Le dromadaire fila comme un trait vers les soldats, tandis que derrière lui les coups de feu se multipliaient. Les hommes du désert avaient combiné la plus désagréable des surprises pour des troupes anglaises : une attaque au lever du jour, et ils mesuraient les distances en tiraillant sur le seul objet visible et mobile en dehors du carré.

— Quelle chance ! Quelle chance inouïe et quasi impériale s’écria Dick. J’arrive juste pour la bataille, ma mère !... Seulement, ajouta-t-il tout bas, en fronçant les sourcils, seulement... où est Maisie ?...

— Allahu ! Nous y voilà ! fit le chamelier en pénétrant dans l’arrière-garde.

Le méhari s’agenouilla. Une douzaine de voix dirent en même temps :

— Qui diable êtes-vous ? D’où sortez-vous ?... Apportez-vous des dépêches ? Combien sont-ils là-bas, derrière le monticule ? Comment avez-vous fait pour passer ?

Dick aspira longuement l’air, desserra sa ceinture, et, sans quitter la selle, il cria de toutes ses forces, quoiqu’il eût dans la gorge toute la poussière de la route :

— Torpenhow !... Ohé, Torp !... C’est moi !... Torp !...

Un homme barbu qui retournait les cendres d’un feu éteint pour allumer sa pipe s’élança vers le point d’où venait ce cri d’appel. Au même moment, l’arrière-garde, se formant en ligne, commençait à tirer sur les panaches de fumée qui s’élevaient des crêtes environnantes. Peu à peu, ces petits nuages éparpillés s’étirèrent en longues banderoles blanches, qui flottèrent lourdement dans la clarté de l’aurore avant de se dérouler comme des vagues et de glisser sur les pentes. Les soldats toussaient, pestaient contre la fumée de leurs propres fusils, qui leur revenait à la figure et leur bouchait la vue. Ils s’élancèrent pour dépasser cette muraille à la fois épaisse et légère. Un chameau blessé fit un bond en hurlant et se tut presque tout de suite, après un grognement indistinct, quelqu’un venait de l’achever pour prévenir la confusion... Puis, on entendit le rauque sanglot d’un homme frappé à mort par une balle ; puis, un hurlement d’agonie, venu du lointain, et le feu redoubla.

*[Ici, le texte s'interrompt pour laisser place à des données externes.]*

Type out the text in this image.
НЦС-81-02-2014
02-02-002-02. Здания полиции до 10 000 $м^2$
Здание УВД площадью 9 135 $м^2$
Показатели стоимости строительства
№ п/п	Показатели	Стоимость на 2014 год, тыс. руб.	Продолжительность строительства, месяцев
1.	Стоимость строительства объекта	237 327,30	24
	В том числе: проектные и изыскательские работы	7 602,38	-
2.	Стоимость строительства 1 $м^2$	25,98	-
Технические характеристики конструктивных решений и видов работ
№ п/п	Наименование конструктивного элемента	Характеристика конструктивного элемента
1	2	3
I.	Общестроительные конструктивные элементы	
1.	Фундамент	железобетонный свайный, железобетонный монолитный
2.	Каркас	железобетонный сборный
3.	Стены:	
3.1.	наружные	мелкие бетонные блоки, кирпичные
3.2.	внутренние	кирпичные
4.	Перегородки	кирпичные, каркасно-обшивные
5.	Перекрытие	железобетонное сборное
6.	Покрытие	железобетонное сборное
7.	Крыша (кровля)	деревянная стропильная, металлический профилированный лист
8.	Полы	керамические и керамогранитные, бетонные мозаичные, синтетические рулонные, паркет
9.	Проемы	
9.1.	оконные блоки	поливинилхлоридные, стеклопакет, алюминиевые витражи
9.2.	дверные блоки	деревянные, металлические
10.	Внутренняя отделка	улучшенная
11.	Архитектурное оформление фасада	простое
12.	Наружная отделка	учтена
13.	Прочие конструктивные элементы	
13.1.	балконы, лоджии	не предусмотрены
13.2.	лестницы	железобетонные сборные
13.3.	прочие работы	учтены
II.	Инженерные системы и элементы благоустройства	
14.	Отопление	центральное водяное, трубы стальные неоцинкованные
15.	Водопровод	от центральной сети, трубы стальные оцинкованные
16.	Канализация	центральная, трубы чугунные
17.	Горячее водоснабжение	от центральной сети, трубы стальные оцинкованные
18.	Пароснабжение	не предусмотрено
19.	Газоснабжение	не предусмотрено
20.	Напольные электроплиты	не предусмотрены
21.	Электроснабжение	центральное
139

Personne ne songeait plus à questionner Dick.

— Descendez ! lui cria Torpenhow. Mettez-vous derrière votre chameau.

— Non. Je vous prie de me conduire sur le front, en face de l’ennemi.

Dick tourna la tête vers Torpenhow, dont il avait reconnu la voix. Il leva la main pour assujettir son casque ; mais ayant mal calculé son mouvement, il le fit tomber, au contraire, et Torpenhow vit que ses cheveux étaient devenus gris sur les tempes et que ses traits étaient ceux d’un vieillard.

— Descendez, Dickie ! Descendez donc, imbécile !

Et Dick, obéissant, descendit... Mais ce fut comme un arbre qui s’abat sous la cognée. Il roula de côté au long de la selle du méhari et tomba aux pieds de Torpenhow. Sa chance l’avait suivi jusqu’au bout : une balle miséricordieuse venait de lui traverser la tête.

Et Torpenhow s’agenouilla sous le flanc du chameau, avec le corps de Dick dans ses bras.